Face aux incompréhensions grandissantes entre la Guinée, le Liberia et la Sierra Leone autour de certains tracés frontaliers, la Communauté économique des États de l’Afrique de l’Ouest (CEDEAO) a exprimé sa vive préoccupation ce vendredi 13 mars 2026. L’organisation sous-régionale craint que ces différends territoriaux ne dégénèrent si des mesures d’apaisement ne sont pas rapidement prises.
Dans un communiqué officiel, la commission de la CEDEAO a annoncé le déploiement imminent d’une mission technique chargée d’examiner la situation entre la Guinée et la Sierra Leone dans la zone frontalière sensible de Yenga. Ce territoire, longtemps disputé entre les deux pays, reste l’un des points les plus sensibles du bassin du fleuve Mano.

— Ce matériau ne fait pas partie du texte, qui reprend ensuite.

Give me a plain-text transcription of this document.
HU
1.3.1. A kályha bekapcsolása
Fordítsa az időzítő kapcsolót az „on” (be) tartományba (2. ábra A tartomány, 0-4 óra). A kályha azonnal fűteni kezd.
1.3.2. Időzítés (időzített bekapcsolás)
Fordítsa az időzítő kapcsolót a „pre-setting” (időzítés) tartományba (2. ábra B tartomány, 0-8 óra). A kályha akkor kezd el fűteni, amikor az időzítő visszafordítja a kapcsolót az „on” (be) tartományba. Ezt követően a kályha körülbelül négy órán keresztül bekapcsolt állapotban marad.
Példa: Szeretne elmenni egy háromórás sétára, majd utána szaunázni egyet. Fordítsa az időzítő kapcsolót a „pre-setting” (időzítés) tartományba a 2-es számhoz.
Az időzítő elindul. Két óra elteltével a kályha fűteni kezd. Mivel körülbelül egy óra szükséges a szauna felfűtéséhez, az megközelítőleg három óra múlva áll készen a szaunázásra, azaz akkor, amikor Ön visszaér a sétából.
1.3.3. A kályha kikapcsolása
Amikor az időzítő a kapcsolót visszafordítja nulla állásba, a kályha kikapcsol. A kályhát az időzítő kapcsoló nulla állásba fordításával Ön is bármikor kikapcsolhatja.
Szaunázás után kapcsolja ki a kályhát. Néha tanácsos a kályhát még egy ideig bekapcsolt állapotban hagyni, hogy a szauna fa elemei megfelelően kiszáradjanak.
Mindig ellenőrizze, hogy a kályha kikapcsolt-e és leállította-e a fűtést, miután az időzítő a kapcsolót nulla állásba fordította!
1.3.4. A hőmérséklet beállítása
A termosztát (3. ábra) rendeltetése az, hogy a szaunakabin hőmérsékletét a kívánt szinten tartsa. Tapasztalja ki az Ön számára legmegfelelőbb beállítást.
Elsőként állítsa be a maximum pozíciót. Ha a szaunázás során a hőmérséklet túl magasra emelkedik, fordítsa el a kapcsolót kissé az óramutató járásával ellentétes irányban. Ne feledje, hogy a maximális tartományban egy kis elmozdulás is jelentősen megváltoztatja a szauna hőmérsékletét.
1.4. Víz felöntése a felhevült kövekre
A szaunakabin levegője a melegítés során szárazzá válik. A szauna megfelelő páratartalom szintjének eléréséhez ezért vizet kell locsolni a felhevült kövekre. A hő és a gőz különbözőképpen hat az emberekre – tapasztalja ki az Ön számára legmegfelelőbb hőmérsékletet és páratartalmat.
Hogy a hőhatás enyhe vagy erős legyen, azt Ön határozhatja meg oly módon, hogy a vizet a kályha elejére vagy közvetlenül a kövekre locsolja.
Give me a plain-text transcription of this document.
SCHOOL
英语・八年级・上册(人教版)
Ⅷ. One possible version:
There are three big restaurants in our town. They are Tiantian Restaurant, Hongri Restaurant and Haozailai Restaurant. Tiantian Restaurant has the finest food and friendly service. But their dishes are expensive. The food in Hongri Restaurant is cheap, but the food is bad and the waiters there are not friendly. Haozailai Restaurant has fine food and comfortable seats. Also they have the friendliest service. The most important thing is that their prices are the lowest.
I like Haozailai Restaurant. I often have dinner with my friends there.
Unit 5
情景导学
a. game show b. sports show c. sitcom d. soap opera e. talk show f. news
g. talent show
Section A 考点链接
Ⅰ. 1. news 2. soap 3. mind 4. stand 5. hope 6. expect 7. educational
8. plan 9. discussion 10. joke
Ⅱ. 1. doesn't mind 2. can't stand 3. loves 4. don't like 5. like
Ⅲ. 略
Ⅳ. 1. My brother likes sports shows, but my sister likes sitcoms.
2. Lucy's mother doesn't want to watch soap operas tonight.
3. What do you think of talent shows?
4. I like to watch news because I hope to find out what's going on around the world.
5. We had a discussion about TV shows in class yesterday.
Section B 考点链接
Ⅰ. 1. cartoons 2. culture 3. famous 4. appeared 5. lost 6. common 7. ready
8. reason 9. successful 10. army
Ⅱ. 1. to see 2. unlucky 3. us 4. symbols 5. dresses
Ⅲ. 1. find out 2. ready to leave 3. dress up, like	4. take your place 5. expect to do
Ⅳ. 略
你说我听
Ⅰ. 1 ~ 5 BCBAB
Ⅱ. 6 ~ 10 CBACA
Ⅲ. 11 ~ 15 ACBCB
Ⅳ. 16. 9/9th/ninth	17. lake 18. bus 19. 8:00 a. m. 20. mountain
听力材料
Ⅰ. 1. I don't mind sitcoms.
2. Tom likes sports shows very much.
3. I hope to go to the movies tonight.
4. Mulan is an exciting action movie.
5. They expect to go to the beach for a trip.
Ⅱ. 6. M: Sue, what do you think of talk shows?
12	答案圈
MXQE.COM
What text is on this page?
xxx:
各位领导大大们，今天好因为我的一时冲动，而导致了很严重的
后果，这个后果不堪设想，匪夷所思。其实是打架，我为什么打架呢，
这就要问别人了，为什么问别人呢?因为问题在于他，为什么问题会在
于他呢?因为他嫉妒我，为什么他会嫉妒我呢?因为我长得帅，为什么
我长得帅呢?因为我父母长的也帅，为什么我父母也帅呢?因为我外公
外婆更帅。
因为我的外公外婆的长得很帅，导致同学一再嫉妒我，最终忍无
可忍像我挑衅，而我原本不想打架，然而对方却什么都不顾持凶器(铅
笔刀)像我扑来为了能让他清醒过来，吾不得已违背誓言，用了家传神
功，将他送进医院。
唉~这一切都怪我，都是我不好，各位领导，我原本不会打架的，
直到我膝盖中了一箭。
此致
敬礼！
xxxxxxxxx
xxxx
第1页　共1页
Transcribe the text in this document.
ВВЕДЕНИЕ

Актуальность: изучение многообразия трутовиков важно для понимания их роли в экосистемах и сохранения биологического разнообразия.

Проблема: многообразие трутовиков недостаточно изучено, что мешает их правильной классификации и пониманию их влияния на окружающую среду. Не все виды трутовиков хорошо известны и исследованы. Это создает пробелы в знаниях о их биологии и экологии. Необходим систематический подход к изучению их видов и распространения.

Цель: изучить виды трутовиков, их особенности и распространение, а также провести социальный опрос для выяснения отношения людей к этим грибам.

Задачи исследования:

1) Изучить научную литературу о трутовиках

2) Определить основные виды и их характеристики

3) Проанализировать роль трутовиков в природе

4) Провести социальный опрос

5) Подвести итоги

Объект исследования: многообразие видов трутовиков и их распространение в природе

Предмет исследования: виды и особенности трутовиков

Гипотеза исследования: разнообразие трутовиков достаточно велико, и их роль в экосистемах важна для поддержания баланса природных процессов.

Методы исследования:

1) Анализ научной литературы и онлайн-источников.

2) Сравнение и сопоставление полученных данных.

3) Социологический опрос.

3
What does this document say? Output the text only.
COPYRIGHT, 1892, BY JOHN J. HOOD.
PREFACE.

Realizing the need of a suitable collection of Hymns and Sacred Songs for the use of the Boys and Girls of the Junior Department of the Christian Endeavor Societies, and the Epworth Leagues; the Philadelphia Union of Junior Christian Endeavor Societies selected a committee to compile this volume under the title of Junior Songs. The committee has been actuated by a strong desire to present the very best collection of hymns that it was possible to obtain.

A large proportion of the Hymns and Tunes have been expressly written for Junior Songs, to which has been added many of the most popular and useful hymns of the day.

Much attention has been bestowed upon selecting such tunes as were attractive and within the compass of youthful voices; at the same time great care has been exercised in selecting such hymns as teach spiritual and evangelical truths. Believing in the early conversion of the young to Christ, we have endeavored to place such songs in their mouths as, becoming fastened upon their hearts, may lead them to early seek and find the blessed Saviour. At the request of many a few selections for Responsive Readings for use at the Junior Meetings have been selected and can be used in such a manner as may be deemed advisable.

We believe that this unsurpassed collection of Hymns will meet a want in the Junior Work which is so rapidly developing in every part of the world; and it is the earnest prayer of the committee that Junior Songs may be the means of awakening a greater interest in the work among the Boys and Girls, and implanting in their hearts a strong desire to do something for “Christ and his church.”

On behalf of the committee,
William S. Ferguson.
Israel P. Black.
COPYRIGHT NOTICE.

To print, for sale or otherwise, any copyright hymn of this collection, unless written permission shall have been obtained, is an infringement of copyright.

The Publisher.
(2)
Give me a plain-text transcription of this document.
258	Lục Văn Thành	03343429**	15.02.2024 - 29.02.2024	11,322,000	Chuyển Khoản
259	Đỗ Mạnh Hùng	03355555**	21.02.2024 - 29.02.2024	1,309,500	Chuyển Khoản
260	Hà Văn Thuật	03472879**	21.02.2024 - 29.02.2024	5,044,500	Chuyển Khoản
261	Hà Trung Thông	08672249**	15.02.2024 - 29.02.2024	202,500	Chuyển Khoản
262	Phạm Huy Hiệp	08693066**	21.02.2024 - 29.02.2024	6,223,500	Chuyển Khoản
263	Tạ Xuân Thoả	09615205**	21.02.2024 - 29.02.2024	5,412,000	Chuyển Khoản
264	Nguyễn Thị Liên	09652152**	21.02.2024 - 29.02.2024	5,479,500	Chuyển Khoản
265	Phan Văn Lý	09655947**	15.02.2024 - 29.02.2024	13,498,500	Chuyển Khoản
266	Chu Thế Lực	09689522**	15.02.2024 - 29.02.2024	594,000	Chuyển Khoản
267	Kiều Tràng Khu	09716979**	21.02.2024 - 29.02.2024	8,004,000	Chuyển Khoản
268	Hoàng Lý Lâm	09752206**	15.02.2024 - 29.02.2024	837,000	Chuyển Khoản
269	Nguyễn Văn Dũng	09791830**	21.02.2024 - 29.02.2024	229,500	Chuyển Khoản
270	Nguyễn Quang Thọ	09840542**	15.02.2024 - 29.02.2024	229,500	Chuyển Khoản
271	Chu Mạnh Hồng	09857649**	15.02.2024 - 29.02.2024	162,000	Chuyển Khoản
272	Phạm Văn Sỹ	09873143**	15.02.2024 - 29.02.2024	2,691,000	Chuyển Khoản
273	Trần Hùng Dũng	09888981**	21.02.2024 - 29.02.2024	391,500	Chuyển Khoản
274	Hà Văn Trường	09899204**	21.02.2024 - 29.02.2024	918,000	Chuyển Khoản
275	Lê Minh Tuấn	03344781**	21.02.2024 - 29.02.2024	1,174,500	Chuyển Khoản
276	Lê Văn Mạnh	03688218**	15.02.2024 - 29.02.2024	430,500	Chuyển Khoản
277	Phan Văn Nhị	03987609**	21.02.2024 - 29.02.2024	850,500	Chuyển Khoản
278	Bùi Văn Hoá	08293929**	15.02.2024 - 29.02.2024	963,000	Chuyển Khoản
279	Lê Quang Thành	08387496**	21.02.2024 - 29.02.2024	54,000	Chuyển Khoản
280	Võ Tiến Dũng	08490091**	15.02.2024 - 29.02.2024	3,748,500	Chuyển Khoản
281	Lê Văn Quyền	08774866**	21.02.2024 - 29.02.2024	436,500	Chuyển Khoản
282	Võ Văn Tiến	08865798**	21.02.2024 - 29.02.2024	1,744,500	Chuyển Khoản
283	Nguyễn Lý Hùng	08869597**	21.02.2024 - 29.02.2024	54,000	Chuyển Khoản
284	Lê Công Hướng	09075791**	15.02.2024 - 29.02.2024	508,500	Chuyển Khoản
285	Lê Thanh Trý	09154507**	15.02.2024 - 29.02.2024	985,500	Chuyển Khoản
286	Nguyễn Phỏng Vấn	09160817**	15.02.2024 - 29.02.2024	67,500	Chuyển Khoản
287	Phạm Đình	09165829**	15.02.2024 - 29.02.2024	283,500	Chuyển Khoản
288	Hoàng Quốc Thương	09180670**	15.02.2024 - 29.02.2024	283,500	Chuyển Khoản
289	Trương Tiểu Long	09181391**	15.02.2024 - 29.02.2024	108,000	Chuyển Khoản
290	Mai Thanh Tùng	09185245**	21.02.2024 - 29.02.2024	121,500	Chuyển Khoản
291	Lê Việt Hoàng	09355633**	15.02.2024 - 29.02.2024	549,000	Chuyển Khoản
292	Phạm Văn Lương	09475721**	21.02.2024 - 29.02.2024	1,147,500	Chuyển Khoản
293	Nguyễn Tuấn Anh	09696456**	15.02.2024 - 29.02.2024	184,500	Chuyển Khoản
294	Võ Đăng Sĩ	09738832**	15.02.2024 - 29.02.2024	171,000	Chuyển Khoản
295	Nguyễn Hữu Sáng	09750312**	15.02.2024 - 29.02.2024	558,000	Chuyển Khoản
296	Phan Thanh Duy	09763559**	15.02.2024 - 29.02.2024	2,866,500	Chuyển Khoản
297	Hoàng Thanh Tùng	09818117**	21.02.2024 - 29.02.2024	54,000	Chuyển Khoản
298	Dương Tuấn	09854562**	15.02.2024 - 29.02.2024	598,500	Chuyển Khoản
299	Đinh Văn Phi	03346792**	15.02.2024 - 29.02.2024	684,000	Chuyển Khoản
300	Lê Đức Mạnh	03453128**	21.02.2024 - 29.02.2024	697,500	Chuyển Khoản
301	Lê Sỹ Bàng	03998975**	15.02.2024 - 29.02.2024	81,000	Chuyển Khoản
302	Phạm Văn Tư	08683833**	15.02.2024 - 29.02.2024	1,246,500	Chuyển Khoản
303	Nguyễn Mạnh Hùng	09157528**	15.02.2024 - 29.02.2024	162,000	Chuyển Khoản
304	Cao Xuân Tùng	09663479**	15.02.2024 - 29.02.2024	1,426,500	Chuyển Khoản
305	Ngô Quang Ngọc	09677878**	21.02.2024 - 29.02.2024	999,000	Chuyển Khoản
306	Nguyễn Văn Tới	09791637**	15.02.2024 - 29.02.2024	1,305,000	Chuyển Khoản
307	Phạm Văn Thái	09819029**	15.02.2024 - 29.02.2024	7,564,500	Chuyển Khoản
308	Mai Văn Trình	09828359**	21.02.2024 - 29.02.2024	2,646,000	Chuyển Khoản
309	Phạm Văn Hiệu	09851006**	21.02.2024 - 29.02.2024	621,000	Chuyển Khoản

La mission ne se limitera pas à cette zone. Elle sera également étendue à la frontière de Lofa, entre la Guinée et le Liberia, où des incompréhensions récentes autour du respect des limites territoriales ont été signalées. Face à cette situation, la CEDEAO appelle les trois États à faire preuve de retenue et de responsabilité, afin d’éviter toute escalade susceptible de menacer la stabilité régionale.
Dans sa déclaration, l’organisation sous-régionale souligne la complexité croissante du dossier :
« Les récents développements le long de la frontière de Lofa entre la Guinée et le Liberia, qui ajoutent une nouvelle complexité aux sensibilités territoriales existantes dans le bassin du fleuve Mano, ont contraint la Commission à élargir le mandat géographique de la mission technique et à entreprendre des démarches diplomatiques supplémentaires afin de garantir une évaluation complète de toutes les zones de friction actuelles et potentielles », a indiqué la CEDEAO.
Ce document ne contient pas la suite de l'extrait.